In tanti assaggeranno la brace di castagno, quella di cui a detta di Calvano è fatto l’inferno. Fra essi insieme ai soliti cattivi noti ci saranno le masse, si miriadi di belle e brave persone che non hanno mai torto un capello a nessuno e che si sono tenuti alla larga da ogni peccato classico astenendosi anche dal desiderare la donna e la roba altrui. Sarà inutile protestare, rivendicare la propria bontà e appellarsi a una condotta irreprensibile. Gli uomini intenti a guadagnarsi il paradiso nel corso della vita incappano, quasi inconsapevolmente, nel peggiore dei peccati che sarebbe stato meglio un po’ di fornicazione per andare di gusto a trovare l’angelo della luce. Il Dio che tolse gli uomini dalle tenebre e dall’ombra di morte spezzando la schiavitù dal male è un Signore stravagante che più di ogni marachella odia l’ignavia. L’indifferenza è il peggiore dei peccati e gli uomini buoni continuano imperterriti a commetterlo. La passività garantisce le tenebre altro che un luogo ameno a farsi servire il caffè da Bonolis o Brignano, si finisce sulla brace col tormento ulteriore di avere Berlusconi al fianco a raccontare barzellette per l’eternità e col rammarico di ammettere che lui almeno la vita se l’è goduta. E voi sudici da immobili eterni ci finirete diritti, senza la consolazione della vostra coperta di Linus, niente divani nei bassifondi il fondoschiena lo poggerete sulla brace viva. Le vostre proteste saranno inutili e non vi varranno nemmeno uno straccio di limbo o qualche millennio di purgatorio.

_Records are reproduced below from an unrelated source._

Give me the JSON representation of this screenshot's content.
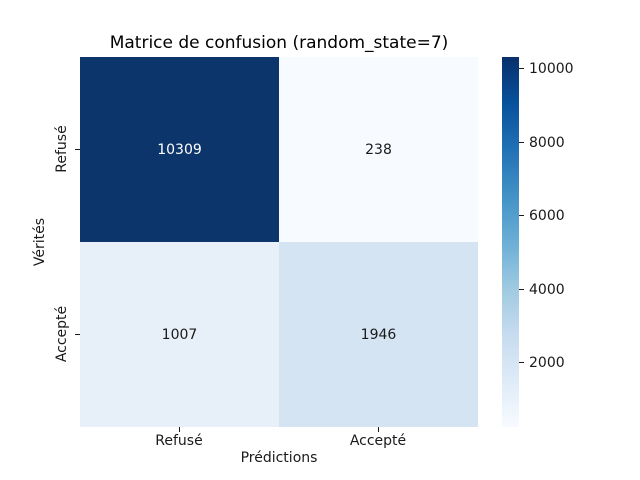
{
  "chart_data": {
    "type": "heatmap",
    "title": "Matrice de confusion (random_state=7)",
    "xlabel": "Prédictions",
    "ylabel": "Vérités",
    "x_tick_labels": [
      "Refusé",
      "Accepté"
    ],
    "y_tick_labels": [
      "Refusé",
      "Accepté"
    ],
    "rows": [
      "Refusé",
      "Accepté"
    ],
    "columns": [
      "Refusé",
      "Accepté"
    ],
    "values": [
      [
        10309,
        238
      ],
      [
        1007,
        1946
      ]
    ],
    "colormap": "Blues",
    "vmin": 238,
    "vmax": 10309,
    "colorbar_ticks": [
      2000,
      4000,
      6000,
      8000,
      10000
    ],
    "colorbar_position": "right",
    "grid": false
  },
  "cell_styles": [
    {
      "bg": "#0c356b",
      "fg": "#ffffff"
    },
    {
      "bg": "#f7fbff",
      "fg": "#1a1a1a"
    },
    {
      "bg": "#e7f0f9",
      "fg": "#1a1a1a"
    },
    {
      "bg": "#d5e4f3",
      "fg": "#1a1a1a"
    }
  ],
  "colorbar_gradient": [
    "#f7fbff",
    "#deebf7",
    "#c6dbef",
    "#9ecae1",
    "#6baed6",
    "#4292c6",
    "#2171b5",
    "#08519c",
    "#08306b"
  ]
}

Comprenderete di essere il peggio degli uomini, di avere condotto una vita insulsa passata a evitare ogni diatriba e partigianeria. Chi ci ha dato la vita, invece, l’aveva fatto perché essa fosse passione, tifo, lotta. Perché ci fosse la fatica delle conquiste e dei cambiamenti. Ma si, in fondo non vi andrà male vivrete, da morti, un po’ di forti emozioni dopo essere stati per tutta la vita scossi solo da movimenti interni d’aria. E quanta delusione però quando guardandovi in giro non ci troverete tanti malacarne come noi, che stinchi di santo non siamo mai stati ma nella vita abbiamo avuto idee e passioni e nel bene e nel male l’indifferenza l’abbiamo sempre rifiutata. E voi nordici non fate gli indifferenti alla ramanzina, vale anche per voi che in questo caso siete fratelli ai sudici.